Suffice it to say, if some donut-eating pig drives an SUV into a crowd on Broadway and hurts his back while trying to pick up a patchouli-stinking hippy and isn't smart enough to throw the stun grenade before it goes off, he deserves a lot worse than he got. He should consider himself lucky.
On a side note, the 9th Court of Appeals ruled last year that the use of tear gas on peaceful protesters is unconstitutional. So most of the police actions during the WTO were unconstitutional.
On a strange note, somehow, Paul Schell is still mayor?
Mike McNamara's letter [Letters, 8/10] unfortunately gets the salient point wrong. The tone was not set by the police advance at 10:30, but at least an hour earlier when a dozen black-clad men ran from corner to corner overturning newspaper vending machines into the street. It was clear that they were probing the response to see what they could get away with. So the police were faced with an unlawful crowd (that's what the dis- in civil disobedience means) that was not going to "be gentle with our city." How far the crowd would go was anyone's guess at that point.
The protesters intentionally created a situation where civil rights had to be infringed. What a few hundred believed were their own civil rights infringed on the rights of tens of thousands of other citizens to work and shop downtown. (Not to mention those of the delegates to attend a legal, sanctioned event.) The police chose to restore rights along the lines of "the greatest good for the greatest number." THAT's what democracy looks like.
P.S. You get a point for objective journalism by printing Rick Anderson's "One cop's WTO" [8/10] recounting Lt. Condor's side of the story. But why bury it a week later in the "New Hunk" issue? Was someone sleeping in when the WTO issue deadline passed?
Interesting cover story diagnosing what went wrong during WTO [8/3]. But the irony of a mayor gassing his citizens for tussling with police officers and impeding freedom of movement while he himself was tussling with a police officer (Sheriff Reichert) and impeding his freedom of movement does perhaps make for too achingly easy a target. It might be equally instructive to point out a number of people who made good decisions and helped avert disaster on the streets of Seattle:
1) The City Council members who didn't go along with Nick Licata's idea for the city to house protesters, which would have added thousands of additional people to an already volatile mix. Protesters were not in short supply that week; it would have made as much sense as subsidizing public feeding of Canadian geese at Green Lake.

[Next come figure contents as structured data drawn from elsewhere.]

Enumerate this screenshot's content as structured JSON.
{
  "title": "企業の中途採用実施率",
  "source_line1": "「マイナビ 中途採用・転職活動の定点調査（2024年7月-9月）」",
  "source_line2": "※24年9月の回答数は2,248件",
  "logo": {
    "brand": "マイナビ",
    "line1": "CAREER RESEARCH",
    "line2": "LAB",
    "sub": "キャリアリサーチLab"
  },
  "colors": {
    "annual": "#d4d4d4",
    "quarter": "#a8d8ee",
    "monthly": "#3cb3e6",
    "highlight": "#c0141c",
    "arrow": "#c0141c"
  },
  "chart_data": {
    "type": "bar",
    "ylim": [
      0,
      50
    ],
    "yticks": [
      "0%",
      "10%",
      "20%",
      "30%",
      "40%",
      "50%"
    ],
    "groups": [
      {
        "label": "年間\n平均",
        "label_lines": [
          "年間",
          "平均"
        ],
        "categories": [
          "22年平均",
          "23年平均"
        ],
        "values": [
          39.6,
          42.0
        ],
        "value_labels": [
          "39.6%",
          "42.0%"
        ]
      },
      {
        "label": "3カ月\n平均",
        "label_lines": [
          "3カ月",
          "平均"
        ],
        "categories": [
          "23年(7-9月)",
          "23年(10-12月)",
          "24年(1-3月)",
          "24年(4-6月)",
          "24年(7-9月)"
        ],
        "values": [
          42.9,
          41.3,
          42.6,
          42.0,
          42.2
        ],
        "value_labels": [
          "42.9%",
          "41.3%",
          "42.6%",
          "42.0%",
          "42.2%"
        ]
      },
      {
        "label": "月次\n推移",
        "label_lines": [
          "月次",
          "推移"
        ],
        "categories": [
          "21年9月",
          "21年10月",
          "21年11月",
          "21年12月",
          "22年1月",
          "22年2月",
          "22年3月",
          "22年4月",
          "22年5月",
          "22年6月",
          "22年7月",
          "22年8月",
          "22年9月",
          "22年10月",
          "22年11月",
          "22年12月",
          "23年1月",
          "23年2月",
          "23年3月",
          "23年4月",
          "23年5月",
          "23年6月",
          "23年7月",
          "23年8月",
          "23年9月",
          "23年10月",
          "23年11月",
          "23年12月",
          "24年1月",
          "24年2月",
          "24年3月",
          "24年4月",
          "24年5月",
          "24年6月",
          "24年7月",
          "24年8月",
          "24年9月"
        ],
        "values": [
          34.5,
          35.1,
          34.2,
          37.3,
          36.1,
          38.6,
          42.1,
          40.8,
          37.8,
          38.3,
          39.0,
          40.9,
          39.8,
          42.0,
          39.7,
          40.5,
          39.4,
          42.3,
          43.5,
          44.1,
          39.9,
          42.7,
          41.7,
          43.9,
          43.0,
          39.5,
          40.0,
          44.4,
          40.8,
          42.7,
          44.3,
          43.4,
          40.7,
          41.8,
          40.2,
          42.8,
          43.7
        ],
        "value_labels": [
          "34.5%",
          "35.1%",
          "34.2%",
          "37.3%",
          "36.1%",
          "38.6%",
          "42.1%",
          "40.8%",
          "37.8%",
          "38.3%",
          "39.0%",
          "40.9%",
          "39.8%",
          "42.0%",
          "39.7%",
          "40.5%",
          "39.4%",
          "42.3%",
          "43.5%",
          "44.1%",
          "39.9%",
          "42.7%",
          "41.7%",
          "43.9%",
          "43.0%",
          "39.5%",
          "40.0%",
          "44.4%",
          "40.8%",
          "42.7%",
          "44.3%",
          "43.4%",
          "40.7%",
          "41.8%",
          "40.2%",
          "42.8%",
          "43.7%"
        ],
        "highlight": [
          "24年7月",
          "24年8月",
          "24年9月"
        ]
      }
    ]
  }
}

2) Brian Derdowski and his peacemaking efforts during the stand-off on Capitol Hill. Despite being voted out, and in his last days in office, it was Derdowski's finest hour. As tense as things were that night, it is not hyperbole to say he very possibly saved lives.
3) The protesters who courageously placed their bodies between vandals and property they were set on destroying. While police might have prevented property destruction, I personally didn't witness that. What I did see was unpaid, untrained, unarmed protesters single-handedly facing down masked groups of hooligans. This is one Seattleite grateful for their heroics.
Thirty years after the fact, the mere mention of Kent State still conjures up only one image. Eight months after WTO, it is sobering to realize how closely Seattle teetered on the brink of a disaster equally profound. We can feel fortunate there was a band of heroes who braked the runaway train that was known as WTO.